Edwards confident about win in Ohio



The Bush administration's policies 'devastated' Ohio, the Dems' VP candidate says.
By DAVID SKOLNICK
VINDICATOR POLITICS WRITER
YOUNGSTOWN -- The tight race for the presidency in Ohio doesn't surprise U.S. Sen. John Edwards, the Democratic vice presidential nominee, a bit.
"Ohio has tended to trend Republican, and I think it's a very divided state," said Edwards during a telephone interview Monday with The Vindicator. "That's reality, and that's what we're facing."
Many Ohio polls among likely voters have the presidential race a statistical dead heat.
When Ohio voters go to the polls next week, they should think about how their lives were adversely impacted by the Bush administration, Edwards said. Since Bush was sworn in as president in January 2001, Ohio has lost almost 250,000 jobs, health-care costs have soared, and the president has diverted attention from fighting the war on terror to the war in Iraq.
Edwards said that the policies of President Bush have "devastated" the Ohio economy, and that the president and Vice President Dick Cheney are doing a poor job because they aren't focused on the important issues.
"People will continue to move toward us," Edwards said on his way to Milwaukee from a rally in Racine, Wis. "We feel confident and good about Ohio."
Edwards said the Bush-Cheney campaign and their supporters are spending millions of dollars in Ohio "on side issues to divert attention from their problems. I remain confident we're going to win Ohio."
Kerry's plan
Edwards said he and U.S. Sen. John Kerry, the Democratic presidential nominee, would eliminate tax breaks to companies that leave the United States in favor of other nations, and would provide tax incentives to companies to open shop in struggling cities, such as Youngstown. The Kerry administration would also enforce trade policies, something Edwards said the Bush administration has failed to do.
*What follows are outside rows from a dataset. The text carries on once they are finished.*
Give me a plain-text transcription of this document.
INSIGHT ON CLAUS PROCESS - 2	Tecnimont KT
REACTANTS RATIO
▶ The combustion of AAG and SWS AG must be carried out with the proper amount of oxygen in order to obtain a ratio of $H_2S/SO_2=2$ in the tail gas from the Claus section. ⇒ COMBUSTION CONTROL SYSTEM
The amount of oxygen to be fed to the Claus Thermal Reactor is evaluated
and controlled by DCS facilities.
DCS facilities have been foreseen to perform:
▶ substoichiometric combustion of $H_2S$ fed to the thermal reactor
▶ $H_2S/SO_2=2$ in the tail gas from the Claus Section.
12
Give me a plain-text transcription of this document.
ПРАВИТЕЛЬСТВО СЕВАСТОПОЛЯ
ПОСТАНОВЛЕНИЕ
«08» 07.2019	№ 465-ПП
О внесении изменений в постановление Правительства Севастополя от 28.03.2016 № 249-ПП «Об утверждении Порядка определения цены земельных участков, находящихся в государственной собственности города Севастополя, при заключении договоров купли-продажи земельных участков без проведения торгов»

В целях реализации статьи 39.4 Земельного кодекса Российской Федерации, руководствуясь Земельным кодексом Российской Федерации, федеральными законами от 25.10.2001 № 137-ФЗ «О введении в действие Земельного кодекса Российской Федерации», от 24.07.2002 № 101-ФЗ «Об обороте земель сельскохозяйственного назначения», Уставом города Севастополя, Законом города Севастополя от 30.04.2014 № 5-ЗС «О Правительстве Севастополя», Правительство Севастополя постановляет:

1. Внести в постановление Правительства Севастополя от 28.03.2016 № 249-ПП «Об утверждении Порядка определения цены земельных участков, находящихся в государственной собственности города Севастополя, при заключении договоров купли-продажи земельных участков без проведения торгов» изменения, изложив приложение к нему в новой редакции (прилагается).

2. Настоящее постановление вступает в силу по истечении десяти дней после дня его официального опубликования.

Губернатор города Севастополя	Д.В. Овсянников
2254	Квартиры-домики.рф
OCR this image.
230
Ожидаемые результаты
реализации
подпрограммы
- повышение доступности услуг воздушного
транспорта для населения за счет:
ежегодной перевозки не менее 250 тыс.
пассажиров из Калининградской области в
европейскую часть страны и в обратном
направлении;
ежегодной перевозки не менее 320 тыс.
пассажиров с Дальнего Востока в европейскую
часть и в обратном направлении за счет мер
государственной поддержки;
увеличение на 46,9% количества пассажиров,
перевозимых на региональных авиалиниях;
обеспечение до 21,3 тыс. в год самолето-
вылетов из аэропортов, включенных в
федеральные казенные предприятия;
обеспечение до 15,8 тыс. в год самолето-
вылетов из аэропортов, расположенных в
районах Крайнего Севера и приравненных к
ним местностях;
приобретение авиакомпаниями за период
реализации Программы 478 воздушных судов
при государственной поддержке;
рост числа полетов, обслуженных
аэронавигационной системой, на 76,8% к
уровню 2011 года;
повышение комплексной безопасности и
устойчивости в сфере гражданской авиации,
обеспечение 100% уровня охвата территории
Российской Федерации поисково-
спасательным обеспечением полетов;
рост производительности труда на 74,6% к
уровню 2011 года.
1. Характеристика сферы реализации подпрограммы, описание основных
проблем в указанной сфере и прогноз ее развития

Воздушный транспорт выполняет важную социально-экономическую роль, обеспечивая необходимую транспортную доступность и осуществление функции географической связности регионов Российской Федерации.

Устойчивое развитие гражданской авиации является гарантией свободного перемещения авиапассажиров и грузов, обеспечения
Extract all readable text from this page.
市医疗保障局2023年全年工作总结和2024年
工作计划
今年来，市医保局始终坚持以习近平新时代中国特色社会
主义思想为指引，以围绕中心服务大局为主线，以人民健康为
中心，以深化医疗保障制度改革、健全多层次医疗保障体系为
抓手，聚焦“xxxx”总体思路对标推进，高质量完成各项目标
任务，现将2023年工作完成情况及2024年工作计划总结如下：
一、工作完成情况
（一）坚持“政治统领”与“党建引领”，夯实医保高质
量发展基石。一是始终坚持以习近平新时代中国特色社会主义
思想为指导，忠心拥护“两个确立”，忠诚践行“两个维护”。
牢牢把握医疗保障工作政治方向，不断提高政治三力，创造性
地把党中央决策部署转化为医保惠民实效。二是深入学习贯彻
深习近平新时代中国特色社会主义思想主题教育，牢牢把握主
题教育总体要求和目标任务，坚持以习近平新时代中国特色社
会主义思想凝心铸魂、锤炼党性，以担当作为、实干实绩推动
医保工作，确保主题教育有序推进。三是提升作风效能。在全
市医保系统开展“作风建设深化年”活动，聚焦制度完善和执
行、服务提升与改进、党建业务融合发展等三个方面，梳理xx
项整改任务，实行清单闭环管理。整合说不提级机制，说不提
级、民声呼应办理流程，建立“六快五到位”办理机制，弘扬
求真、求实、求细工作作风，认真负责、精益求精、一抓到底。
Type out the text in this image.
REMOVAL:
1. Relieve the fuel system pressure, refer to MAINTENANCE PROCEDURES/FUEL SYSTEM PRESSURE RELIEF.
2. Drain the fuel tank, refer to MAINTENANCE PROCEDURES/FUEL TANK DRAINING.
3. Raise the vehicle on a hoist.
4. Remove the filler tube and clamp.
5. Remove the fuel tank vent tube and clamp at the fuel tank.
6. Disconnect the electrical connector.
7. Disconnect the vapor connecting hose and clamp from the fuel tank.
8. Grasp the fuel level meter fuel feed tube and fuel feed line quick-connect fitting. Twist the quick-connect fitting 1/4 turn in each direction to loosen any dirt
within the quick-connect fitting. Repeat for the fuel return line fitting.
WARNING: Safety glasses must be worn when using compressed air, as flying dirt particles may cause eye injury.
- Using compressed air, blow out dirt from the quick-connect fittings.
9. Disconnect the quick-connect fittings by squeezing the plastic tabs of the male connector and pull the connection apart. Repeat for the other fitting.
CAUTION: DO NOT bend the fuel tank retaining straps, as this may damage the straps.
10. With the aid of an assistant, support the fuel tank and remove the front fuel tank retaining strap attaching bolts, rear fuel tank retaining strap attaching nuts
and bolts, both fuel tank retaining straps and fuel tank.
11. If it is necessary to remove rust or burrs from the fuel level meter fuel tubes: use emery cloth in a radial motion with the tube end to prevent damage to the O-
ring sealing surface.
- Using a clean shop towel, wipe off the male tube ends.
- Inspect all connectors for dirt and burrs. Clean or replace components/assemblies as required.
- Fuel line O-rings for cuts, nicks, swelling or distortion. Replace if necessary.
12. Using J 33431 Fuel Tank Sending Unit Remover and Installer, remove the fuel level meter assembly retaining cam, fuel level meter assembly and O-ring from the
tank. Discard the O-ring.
Edwards said Republicans are correct when they said the health care plan that he and Kerry promote would cost more money than the one proposed by Bush.
"You're not going to solve the health care problem with a Band-Aid," he said. "It costs something to fix this problem. They've done nothing to make the health care system work during the past four years."
Bush administration officials and supporters repeatedly say that Kerry and Edwards are wrong for Ohio because they would increase taxes and regulations.
Andrew Card, the White House chief of staff, recently said Bush has a "growing empathy" for Ohio's struggles, and has several plans in place to stimulate the state's economy in addition to the programs and tax cuts already implemented.
Missing explosives
Before speaking to Edwards, Vindicator reporters and editors interviewed Rand Beers, the Kerry campaign's senior adviser for national security and homeland security, by telephone.
Beers blasted the Bush administration after The New York Times reported 380 tons of powerful explosives have been missing for more than a month from a former military installation near Baghdad, Iraq.
"The administration has failed to protect Americans, and in this case, U.S. forces in Iraq," Beers said. "It's another clear indication that the administration didn't do their homework."
Beers was a member of the National Security Council under the past four presidents, three of them Republicans.
He left the Bush administration early last year, and eight weeks later volunteered as Kerry's national security and homeland security adviser.